En raison d’une modification du moignon, cette prothèse a été changée le 3 juin 2017 par le fabricant de matériel médico-chirurgical, la société MARCENAC et DUCROS.
Exposant avoir chuté au sol à son domicile le 15 novembre 2017 en raison d’un dysfonctionnement de sa prothèse, Monsieur [S] [D] a, par actes d’huissier du 20 août 2021, fait assigner la SA MARCENAC ET DUCROS et la CPAM du Var devant le juge des référés du Tribunal judiciaire de TOULON aux fins d’expertise et provision.

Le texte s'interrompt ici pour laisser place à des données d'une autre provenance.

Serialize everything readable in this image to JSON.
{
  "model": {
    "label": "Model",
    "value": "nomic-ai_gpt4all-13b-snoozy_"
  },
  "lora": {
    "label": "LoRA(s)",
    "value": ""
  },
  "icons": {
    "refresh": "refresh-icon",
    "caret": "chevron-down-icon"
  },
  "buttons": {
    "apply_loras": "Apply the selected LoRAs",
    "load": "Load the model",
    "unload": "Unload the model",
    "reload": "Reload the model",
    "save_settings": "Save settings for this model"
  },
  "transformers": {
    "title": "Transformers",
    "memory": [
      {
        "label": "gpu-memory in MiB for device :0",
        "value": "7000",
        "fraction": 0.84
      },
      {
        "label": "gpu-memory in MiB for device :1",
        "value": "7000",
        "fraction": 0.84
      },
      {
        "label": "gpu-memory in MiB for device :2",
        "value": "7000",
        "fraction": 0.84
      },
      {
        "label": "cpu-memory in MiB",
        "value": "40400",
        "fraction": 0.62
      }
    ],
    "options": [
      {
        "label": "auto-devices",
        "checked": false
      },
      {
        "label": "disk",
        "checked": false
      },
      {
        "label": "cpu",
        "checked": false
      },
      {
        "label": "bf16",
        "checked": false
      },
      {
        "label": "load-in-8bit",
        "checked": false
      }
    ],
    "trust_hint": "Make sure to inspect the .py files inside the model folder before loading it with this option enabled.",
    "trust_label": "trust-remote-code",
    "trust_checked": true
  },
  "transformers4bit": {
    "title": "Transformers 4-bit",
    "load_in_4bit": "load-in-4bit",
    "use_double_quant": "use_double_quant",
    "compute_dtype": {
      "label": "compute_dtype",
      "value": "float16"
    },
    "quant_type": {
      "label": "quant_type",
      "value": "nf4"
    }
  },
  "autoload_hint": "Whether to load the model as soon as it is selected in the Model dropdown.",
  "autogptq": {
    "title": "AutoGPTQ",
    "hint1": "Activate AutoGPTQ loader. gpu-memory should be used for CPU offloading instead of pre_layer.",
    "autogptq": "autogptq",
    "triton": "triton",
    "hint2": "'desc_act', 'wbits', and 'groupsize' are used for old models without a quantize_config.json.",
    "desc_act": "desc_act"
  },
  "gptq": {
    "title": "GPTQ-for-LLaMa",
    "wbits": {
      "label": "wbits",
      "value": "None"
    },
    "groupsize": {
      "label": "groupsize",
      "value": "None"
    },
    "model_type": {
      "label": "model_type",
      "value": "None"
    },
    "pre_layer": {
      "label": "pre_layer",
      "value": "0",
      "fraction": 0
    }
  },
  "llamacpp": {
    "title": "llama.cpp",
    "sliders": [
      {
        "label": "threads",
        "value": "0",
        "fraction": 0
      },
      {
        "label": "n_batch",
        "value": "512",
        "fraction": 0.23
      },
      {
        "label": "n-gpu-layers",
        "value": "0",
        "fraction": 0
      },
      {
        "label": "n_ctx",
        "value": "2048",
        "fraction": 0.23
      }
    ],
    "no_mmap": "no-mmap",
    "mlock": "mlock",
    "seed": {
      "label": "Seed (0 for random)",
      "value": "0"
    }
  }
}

Par ordonnance du 14 décembre 2021, le juge des référés du Tribunal judiciaire de Toulon a rejeté la demande de provision et a ordonné une expertise judiciaire afin de fournir tous les éléments techniques pour apprécier les responsabilités éventuelles et évaluer les préjudices de Monsieur [S] [D].
L’expert a déposé son rapport définitif le 22 juin 2022.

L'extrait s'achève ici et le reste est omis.